American Folk Art Museum
USINFO | 2013-05-31 15:33

 
The American Folk Art Museum is a museum devoted to American folk art, as well as the work of international self-taught artists. It is located at 2 Lincoln Square, Columbus Avenue at 66th Street, in Midtown Manhattan (New York City USA).

From 2001 to 2011, the museum’s main branch was located at 45 West 53rd Street. Due to debt from its 2001 building campaign coupled with investment losses in 2009, the museum sold its main branch to the nearby Museum of Modern Art. The institution considered, among other options, transferring its collection to the Smithsonian Institution. Eventually, the museum was able to move to its current location at 2 Lincoln Square. The museum pays $1/year for its 5,000-square-foot (460 m2) Lincoln Square space, which is one-sixth the size of its former location.

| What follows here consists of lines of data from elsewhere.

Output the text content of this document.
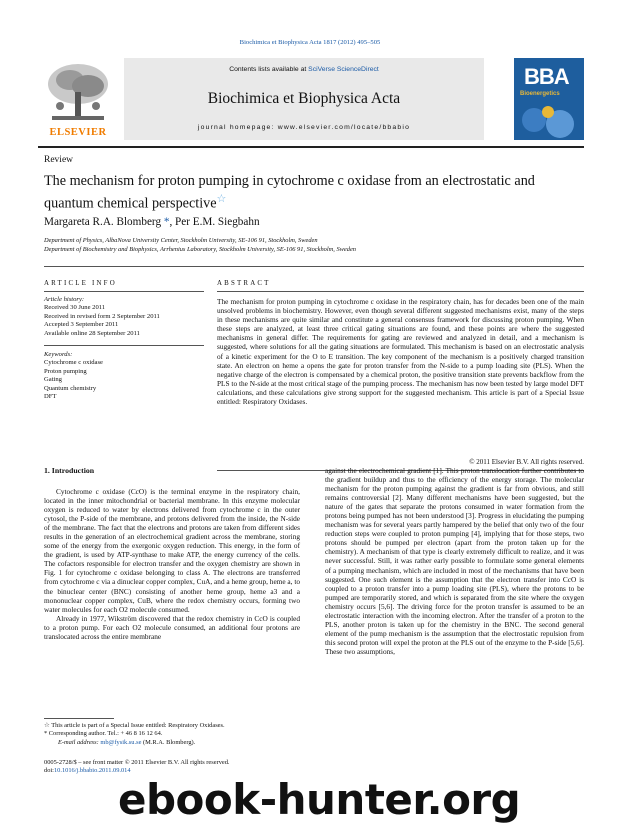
Biochimica et Biophysica Acta 1817 (2012) 495–505
ELSEVIER
Contents lists available at SciVerse ScienceDirect
Biochimica et Biophysica Acta
journal homepage: www.elsevier.com/locate/bbabio
BBA
Bioenergetics
Review
The mechanism for proton pumping in cytochrome c oxidase from an electrostatic and quantum chemical perspective☆
Margareta R.A. Blomberg *, Per E.M. Siegbahn
Department of Physics, AlbaNova University Center, Stockholm University, SE-106 91, Stockholm, Sweden
Department of Biochemistry and Biophysics, Arrhenius Laboratory, Stockholm University, SE-106 91, Stockholm, Sweden
ARTICLE INFO
Article history:
Received 30 June 2011
Received in revised form 2 September 2011
Accepted 3 September 2011
Available online 28 September 2011
Keywords:
Cytochrome c oxidase
Proton pumping
Gating
Quantum chemistry
DFT
ABSTRACT
The mechanism for proton pumping in cytochrome c oxidase in the respiratory chain, has for decades been one of the main unsolved problems in biochemistry. However, even though several different suggested mechanisms exist, many of the steps in these mechanisms are quite similar and constitute a general consensus framework for discussing proton pumping. When these steps are analyzed, at least three critical gating situations are found, and these points are where the suggested mechanisms in general differ. The requirements for gating are reviewed and analyzed in detail, and a mechanism is suggested, where solutions for all the gating situations are formulated. This mechanism is based on an electrostatic analysis of a kinetic experiment for the O to E transition. The key component of the mechanism is a positively charged transition state. An electron on heme a opens the gate for proton transfer from the N-side to a pump loading site (PLS). When the negative charge of the electron is compensated by a chemical proton, the positive transition state prevents backflow from the PLS to the N-side at the most critical stage of the pumping process. The mechanism has now been tested by large model DFT calculations, and these calculations give strong support for the suggested mechanism. This article is part of a Special Issue entitled: Respiratory Oxidases.
© 2011 Elsevier B.V. All rights reserved.
1. Introduction

Cytochrome c oxidase (CcO) is the terminal enzyme in the respiratory chain, located in the inner mitochondrial or bacterial membrane. In this enzyme molecular oxygen is reduced to water by electrons delivered from cytochrome c in the outer cytosol, the P-side of the membrane, and protons delivered from the inside, the N-side of the membrane. The fact that the electrons and protons are taken from different sides results in the generation of an electrochemical gradient across the membrane, storing some of the energy from the exergonic oxygen reduction. This energy, in the form of the gradient, is used by ATP-synthase to make ATP, the energy currency of the cells. The cofactors responsible for electron transfer and the oxygen chemistry are shown in Fig. 1 for cytochrome c oxidase belonging to class A. The electrons are transferred from cytochrome c via a dinuclear copper complex, CuA, and a heme group, heme a, to the binuclear center (BNC) consisting of another heme group, heme a3 and a mononuclear copper complex, CuB, where the redox chemistry occurs, forming two water molecules for each O2 molecule consumed.

Already in 1977, Wikström discovered that the redox chemistry in CcO is coupled to a proton pump. For each O2 molecule consumed, an additional four protons are translocated across the entire membrane

against the electrochemical gradient [1]. This proton translocation further contributes to the gradient buildup and thus to the efficiency of the energy storage. The molecular mechanism for the proton pumping against the gradient is far from obvious, and still remains controversial [2]. Many different mechanisms have been suggested, but the nature of the gates that separate the protons consumed in water formation from the protons being pumped has not been understood [3]. Progress in elucidating the pumping mechanism was for several years partly hampered by the belief that only two of the four reduction steps were coupled to proton pumping [4], implying that for those steps, two protons should be pumped per electron (apart from the proton taken up for the chemistry). A mechanism of that type is clearly extremely difficult to realize, and it was never successful. Still, it was rather early possible to formulate some general elements of a pumping mechanism, which are included in most of the mechanisms that have been suggested. One such element is the assumption that the electron transfer into CcO is coupled to a proton transfer into a pump loading site (PLS), where the protons to be pumped are temporarily stored, and which is separated from the site where the oxygen chemistry occurs [5,6]. The driving force for the proton transfer is assumed to be an electrostatic interaction with the incoming electron. After the transfer of a proton to the PLS, another proton is taken up for the chemistry in the BNC. The second general element of the pump mechanism is the assumption that the electrostatic repulsion from this second proton will expel the proton at the PLS out of the enzyme to the P-side [5,6]. These two assumptions,

☆ This article is part of a Special Issue entitled: Respiratory Oxidases.
* Corresponding author. Tel.: + 46 8 16 12 64.
E-mail address: mb@fysik.su.se (M.R.A. Blomberg).
0005-2728/$ – see front matter © 2011 Elsevier B.V. All rights reserved.
doi:10.1016/j.bbabio.2011.09.014
ebook-hunter.org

The museum was founded on June 23, 1961, and opened its doors to the public for the first time on September 27, 1963, in the rented parlor floor of a townhouse at 49 West 53rd Street.[2] In 1979, the museum purchased two townhouses adjacent to 49 West 53rd Street.

While plans for a development of these properties were being devised, the institution continued to present its exhibitions in the rented gallery until 1984, when it opened facilities in a former carriage house at 125 West 55th Street. That building, however, was razed just two years later, leaving the museum without galleries of its own for almost four years. During that time, the institution continued to organize a full schedule of exhibitions and educational programs, utilizing public spaces and corporate galleries, and offered an extensive traveling exhibition program to museums throughout the country. In 1989, exhibition facilities at 2 Lincoln Square, opposite Lincoln Center for the Performing Arts, were opened.

Diversity in programming became a growing emphasis for the institution in the 1990s. Major presentations of African American and Latino artworks became a regular feature of the museum's exhibition schedule and permanent collection. In 1998, the formation of the Contemporary Center was announced, a division of the museum that is devoted entirely to the work of 20th- and 21st-century self-taught artists, as well as non-American artworks in the tradition of European art brut. Within a short time, the Contemporary Center established a leadership role in this field. In 2001, the Center announced the acquisition of twenty-four works by Chicago artist Henry Darger, as well as a huge archival collection of Darger’s books, tracings, drawings, and source materials, which combined now form the basis of the Henry Darger Study Center.